Anyway, Vincent read reports in the newspaper of a guy who died claiming he’d seen alien things in the headquarters of Vikor Industries. Vickor is run by George Vikor, a former war hero who has sold out his species and is working alongside the aliens. Posing as her driver, Vincent befriends Vikor’s neglected wife Sherri and brings her up to speed about the invasion and how her husband is a traitor to humanity. They try to reason with George, and it seems like it could work. George lost a leg in Korea, and got a plate in his head, and was lauded as a hero. But still, when he got back home things weren’t enough for him. He may be the owner of a successful company, but it isn’t enough. The Invaders can let him be a ruler of what remains of humanity in the world they conquer. That power is what he needs.

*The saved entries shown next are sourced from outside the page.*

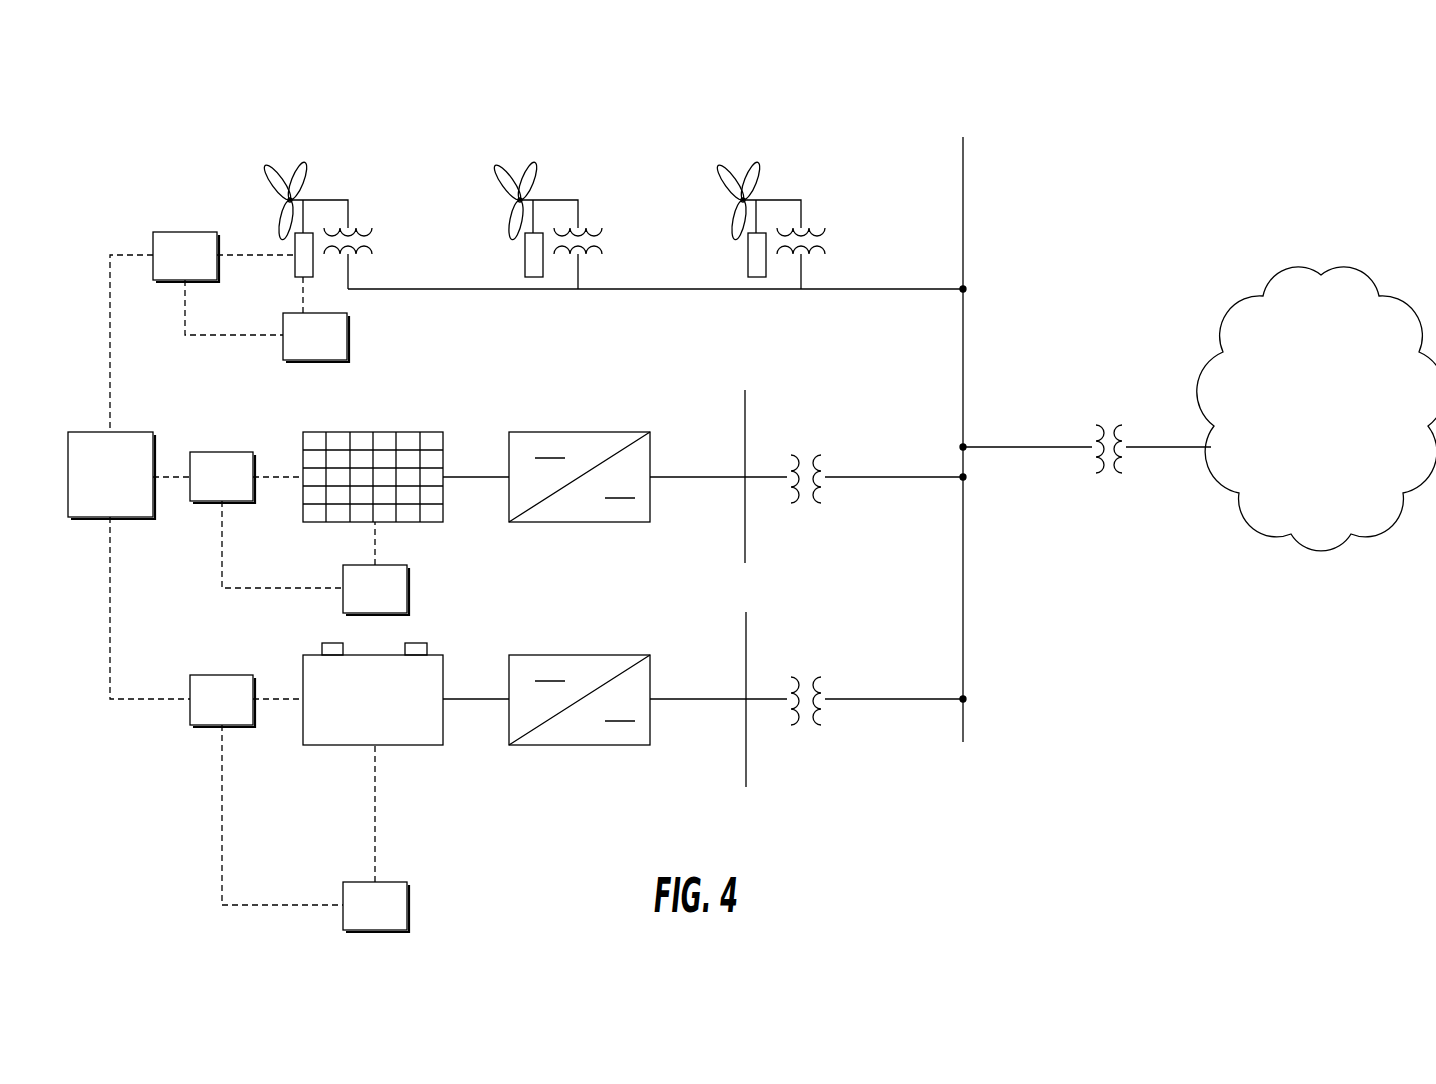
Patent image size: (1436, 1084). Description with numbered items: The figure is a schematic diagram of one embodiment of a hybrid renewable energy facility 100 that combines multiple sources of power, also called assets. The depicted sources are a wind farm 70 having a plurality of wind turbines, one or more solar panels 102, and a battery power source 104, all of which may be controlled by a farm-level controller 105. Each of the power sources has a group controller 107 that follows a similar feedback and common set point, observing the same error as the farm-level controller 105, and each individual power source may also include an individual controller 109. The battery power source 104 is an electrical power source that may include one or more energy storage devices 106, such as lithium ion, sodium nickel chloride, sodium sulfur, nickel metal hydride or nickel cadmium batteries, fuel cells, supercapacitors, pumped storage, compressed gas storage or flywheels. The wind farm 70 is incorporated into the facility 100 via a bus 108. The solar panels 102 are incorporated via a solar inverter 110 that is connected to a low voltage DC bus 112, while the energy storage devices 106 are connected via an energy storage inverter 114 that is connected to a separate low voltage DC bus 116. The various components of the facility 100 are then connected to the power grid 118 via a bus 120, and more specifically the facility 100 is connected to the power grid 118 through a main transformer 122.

The hybrid renewable energy facility 100 is at (214, 151).
The wind farm 70 is at (628, 151).
The solar panel 102 is at (385, 432).
The battery power source 104 is at (424, 630).
The farm-level controller 105 is at (92, 492).
The energy storage device 106 is at (342, 745).
The group controller 107 is at (167, 272).
The bus 108 is at (497, 290).
The individual controller 109 is at (297, 353).
The solar inverter 110 is at (577, 432).
The low voltage DC bus 112 is at (747, 417).
The energy storage inverter 114 is at (577, 655).
The low voltage DC bus 116 is at (747, 648).
The power grid 118 is at (1298, 468).
The bus 120 is at (963, 184).
The main transformer 122 is at (1110, 478).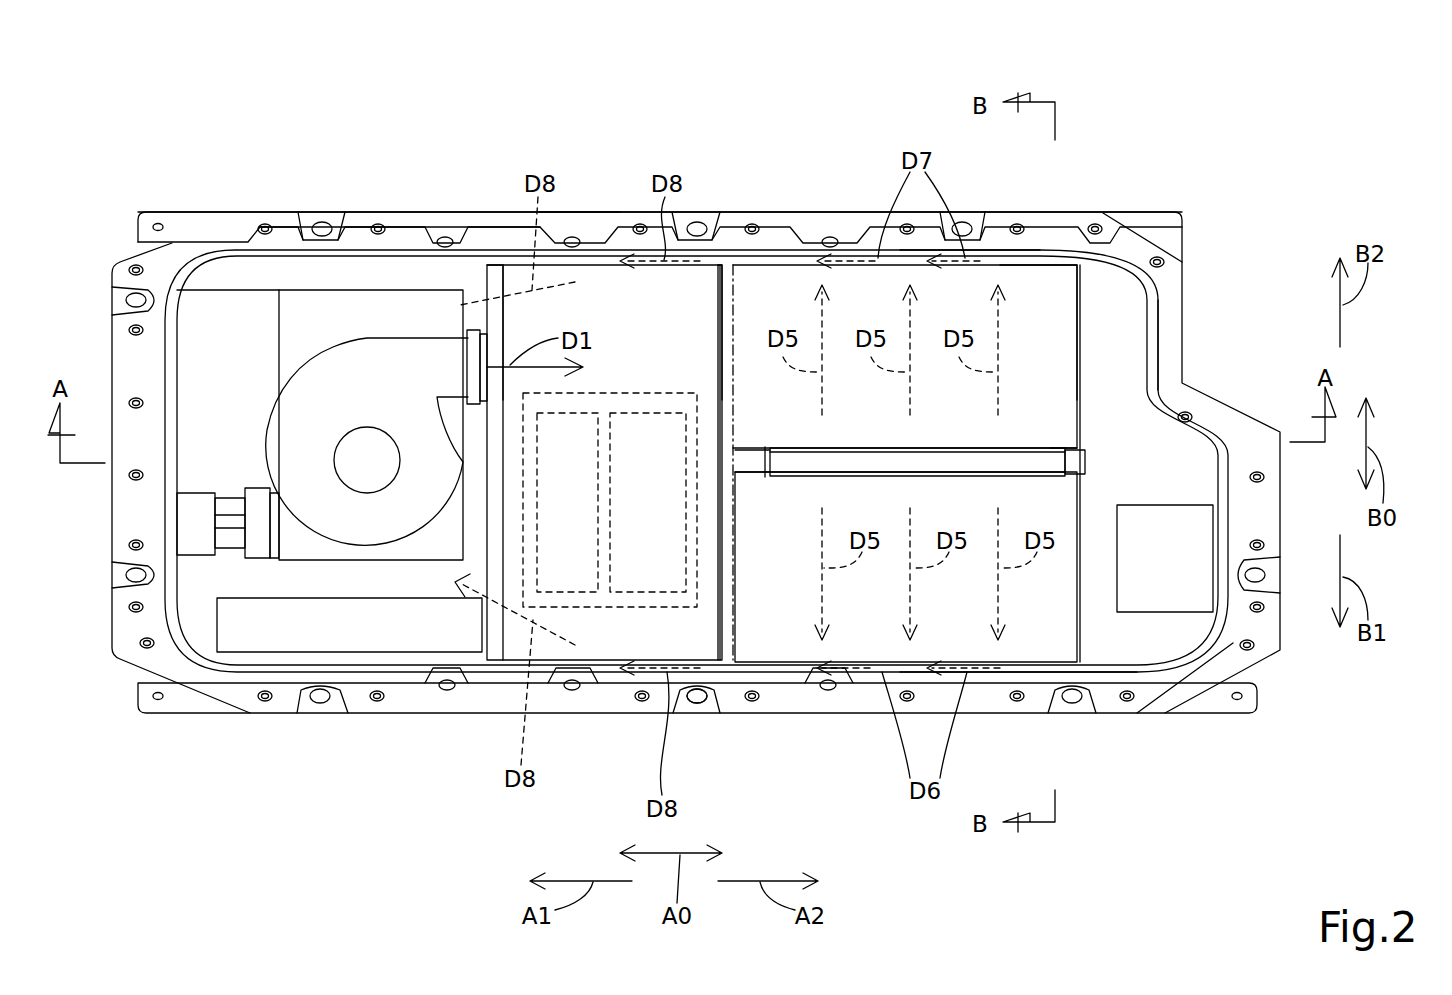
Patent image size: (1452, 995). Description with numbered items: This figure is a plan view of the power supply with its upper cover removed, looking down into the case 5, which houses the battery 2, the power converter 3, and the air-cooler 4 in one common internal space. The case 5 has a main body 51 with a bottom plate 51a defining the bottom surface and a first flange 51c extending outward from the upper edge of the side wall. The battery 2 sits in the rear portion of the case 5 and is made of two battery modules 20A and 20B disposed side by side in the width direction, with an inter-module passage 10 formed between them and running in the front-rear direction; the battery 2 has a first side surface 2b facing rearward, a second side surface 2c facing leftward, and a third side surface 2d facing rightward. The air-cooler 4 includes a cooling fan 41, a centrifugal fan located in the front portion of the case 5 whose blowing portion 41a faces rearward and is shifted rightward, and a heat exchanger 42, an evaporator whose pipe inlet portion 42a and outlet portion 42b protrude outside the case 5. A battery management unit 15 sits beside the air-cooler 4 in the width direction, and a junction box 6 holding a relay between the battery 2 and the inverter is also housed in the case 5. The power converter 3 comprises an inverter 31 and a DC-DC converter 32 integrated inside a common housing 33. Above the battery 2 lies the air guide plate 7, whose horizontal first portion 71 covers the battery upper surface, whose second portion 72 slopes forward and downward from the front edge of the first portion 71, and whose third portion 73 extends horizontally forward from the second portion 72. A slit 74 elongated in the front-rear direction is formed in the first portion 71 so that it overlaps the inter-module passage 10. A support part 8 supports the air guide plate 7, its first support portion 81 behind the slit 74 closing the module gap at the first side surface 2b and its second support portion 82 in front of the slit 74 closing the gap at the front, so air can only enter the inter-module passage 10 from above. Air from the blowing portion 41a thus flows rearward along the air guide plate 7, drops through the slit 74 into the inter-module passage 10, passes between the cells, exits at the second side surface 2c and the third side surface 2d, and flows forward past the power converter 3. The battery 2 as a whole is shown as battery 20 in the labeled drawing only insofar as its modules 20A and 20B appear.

Anyway, thanks to some truly impressive quick-draw-shooting Vincent manages to escape. He leaves a phone message with Vikor Industries thanking Vikor for helping him escape, which the aliens believe and they kill Vikor. Unlike last episode, this time Vincent does report to the FBI, though the aliens have cleaned up Vikor Industries, so there remains no proof that any of it happened. Sherri survives, though. Another in a growing list of potential allies for Vincent, or potential victims for the Invaders.
I need to note that the head villain in this one is pretty good. He’s even got a cool name: Mr. Nexus. He survives at the end and would be great as a recurring opponent for Vincent, but having spoiled myself that we don’t get returning characters for a long time yet, I guess it wasn’t to be.
For the record, they do have the finger thing again in this one. Good.